New Wind Turbine Battleground Focused on 4 MW Units

— September 28, 2017

The latest battleground in the ever tightening wind turbine market is with onshore wind turbines in the 4 MW range. Until now, this segment has had few offerings and only minor commercial deployments. No less than four turbine OEMs announced new 4 MW turbine models over the past few months. The overwhelming majority of annual onshore wind turbines installations are in the 2 MW to 3 MW range, and innovation continues to occur rapidly in that nameplate space.

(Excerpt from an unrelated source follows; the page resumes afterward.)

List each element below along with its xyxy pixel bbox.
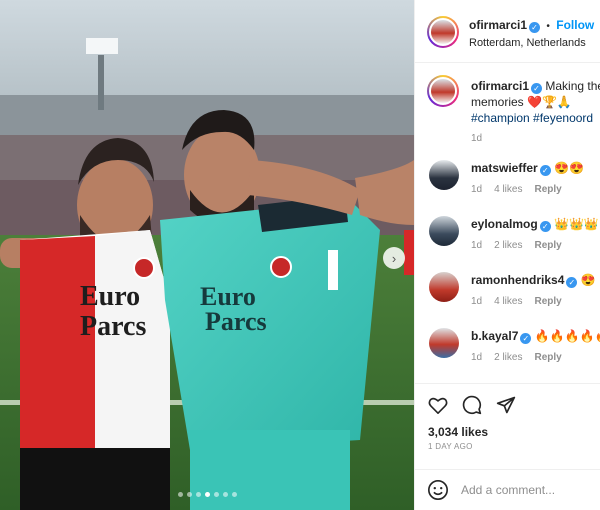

Power Contract Auctions Prevail

However, a number of factors are pushing turbine OEMs to design more turbines with higher nameplate capacities. This includes the steady shift in Europe and other markets from fixed priced contracts for wind to highly competitive power contract auctions. These auctions squeeze power purchase agreement pricing for wind projects as low as developers and investors are willing to go, and taller tower, larger rotor, larger nameplate machines promise higher annual energy production (AEP). Larger turbines also maximize AEP in a geographically limited location. Europe in particular is already a population-dense continent and land availability for wind projects is becoming increasingly constrained.

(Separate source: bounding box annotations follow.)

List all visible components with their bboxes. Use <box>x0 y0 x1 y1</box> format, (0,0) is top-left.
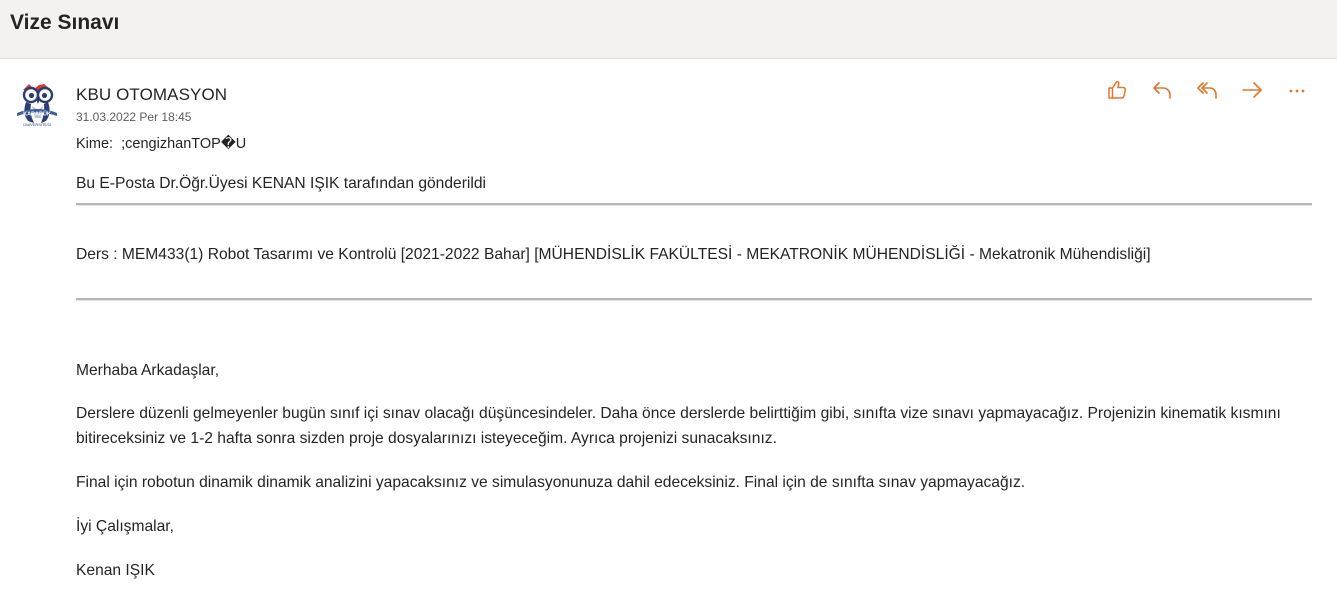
svg-text:ÜNİVERSİTESİ: ÜNİVERSİTESİ <box>23 122 51 127</box>
owl-logo-icon: KARABÜK ÜNİVERSİTESİ <box>17 84 57 127</box>
like-button[interactable] <box>1094 76 1139 104</box>
more-actions-button[interactable] <box>1274 76 1319 104</box>
forward-button[interactable] <box>1229 76 1274 104</box>
reply-all-icon <box>1196 82 1217 99</box>
sent-date: 31.03.2022 Per 18:45 <box>76 110 192 124</box>
sent-by-line: Bu E-Posta Dr.Öğr.Üyesi KENAN IŞIK taraf… <box>76 175 486 192</box>
body-paragraph-1: Derslere düzenli gelmeyenler bugün sınıf… <box>76 405 1281 447</box>
recipient-name[interactable]: ;cengizhanTOP�U <box>121 136 246 152</box>
forward-icon <box>1241 82 1262 98</box>
closing: İyi Çalışmalar, <box>76 518 174 535</box>
subject-bar: Vize Sınavı <box>0 0 1337 59</box>
body-paragraph-2: Final için robotun dinamik dinamik anali… <box>76 474 1026 491</box>
sender-avatar[interactable]: KARABÜK ÜNİVERSİTESİ <box>14 80 60 128</box>
svg-text:KARABÜK: KARABÜK <box>23 111 51 118</box>
reply-icon <box>1152 82 1171 99</box>
separator-line <box>76 298 1312 301</box>
sender-name[interactable]: KBU OTOMASYON <box>76 85 227 105</box>
recipient-line: Kime: ;cengizhanTOP�U <box>76 136 246 152</box>
course-info: Ders : MEM433(1) Robot Tasarımı ve Kontr… <box>76 246 1151 263</box>
more-icon <box>1289 89 1304 93</box>
reply-all-button[interactable] <box>1184 76 1229 104</box>
thumbs-up-icon <box>1107 80 1126 99</box>
separator-line <box>76 203 1312 206</box>
greeting: Merhaba Arkadaşlar, <box>76 362 220 379</box>
email-subject: Vize Sınavı <box>10 11 120 34</box>
signature: Kenan IŞIK <box>76 562 155 579</box>
to-label: Kime: <box>76 136 114 152</box>
message-actions <box>1094 76 1319 104</box>
reply-button[interactable] <box>1139 76 1184 104</box>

There are also efficiencies of scale with producing the most megawatt-hours from each single wind turbine foundation and tower. This factor is more quantifiable with offshore wind, where foundations and installation cost is proportionally much higher than it is for onshore. In general, onshore turbines represent around two-thirds of onshore project CAPEX while offshore turbines represent one-third of offshore project CAPEX due to the higher foundation cost. This is why offshore wind turbines may double in size by 2025. The same principle applies (to a lesser degree) that the more AEP per turbine in the onshore realm, the better the project economics.

Competitors Abound

The following are summaries of the most recently announced turbines competing in this new 4 MW battleground:

  • GE Renewable Energy: GE Renewable Energy announced its first turbine offering in the 4 MW range with a new 4.8 MW unit that features a 158-meter rotor enabled by carbon blades. GE has historically avoided carbon fiber for most of its blades, but the demands of longer blades for this oversize turbine may have made carbon use unavoidable. The turbine will have around 30% higher AEP than GE’s previous 3 MW range turbines. Tower heights are 101 meters, 120.9 meters, 149 meters, and 161 meters. GE’s acquisition of Alstom Wind, LM Wind Power, and Blade Dynamics likely played a role in this new 4 MW platform.
  • Vestas: Vestas upgraded and uprated its 3 MW range to now include three models in the 4 MW range. This includes the high wind V117-4.0/4.2MW, which is designed to handle wind gusts up to 80 meters per second that would enable it to handle hurricane and typhoons. V136-4.2MW and the V150-4MW/4.2MW are medium to low wind turbines designed for most areas in Europe and other global markets.
  • Nordex: Nordex is uprating its 3 MW Delta series into a 4 MW-4.5 MW turbine with a 149-meter rotor for medium wind speeds. The turbines are planned for prototype testing in the third quarter of 2018, followed by several pre-series turbines and series production starting in 2019. The company touts the turbine’s wide power range from 4 MW to 4.5 MW, which is ideal for adapting individual installations to a specific grid operator’s requirements and to local wind conditions or noise restraints. Steel towers come in 105- and 125-meter hub heights and concrete-hybrid towers offer hub heights of 145 and 164 meters.
  • Enercon: Germany’s Enercon has been ahead of all other turbine OEMs with 4MW class turbines, having had its EP4 turbines (4-4.2 MW) E-126 and E-141 already commercially available roughly 2 years ahead of Vestas and others. In fact, the newest E-series turbines are downrated from a previous E-126 model that had exceeded 7 MW nameplate capacity as far back as 2012. The E-141 units feature concrete-steel hybrid towers to enable a 159-meter hub height. Enercon is also rapidly evolving its 4 MW class turbines with some radical design departures, which is thoroughly explained by Windpower Monthly.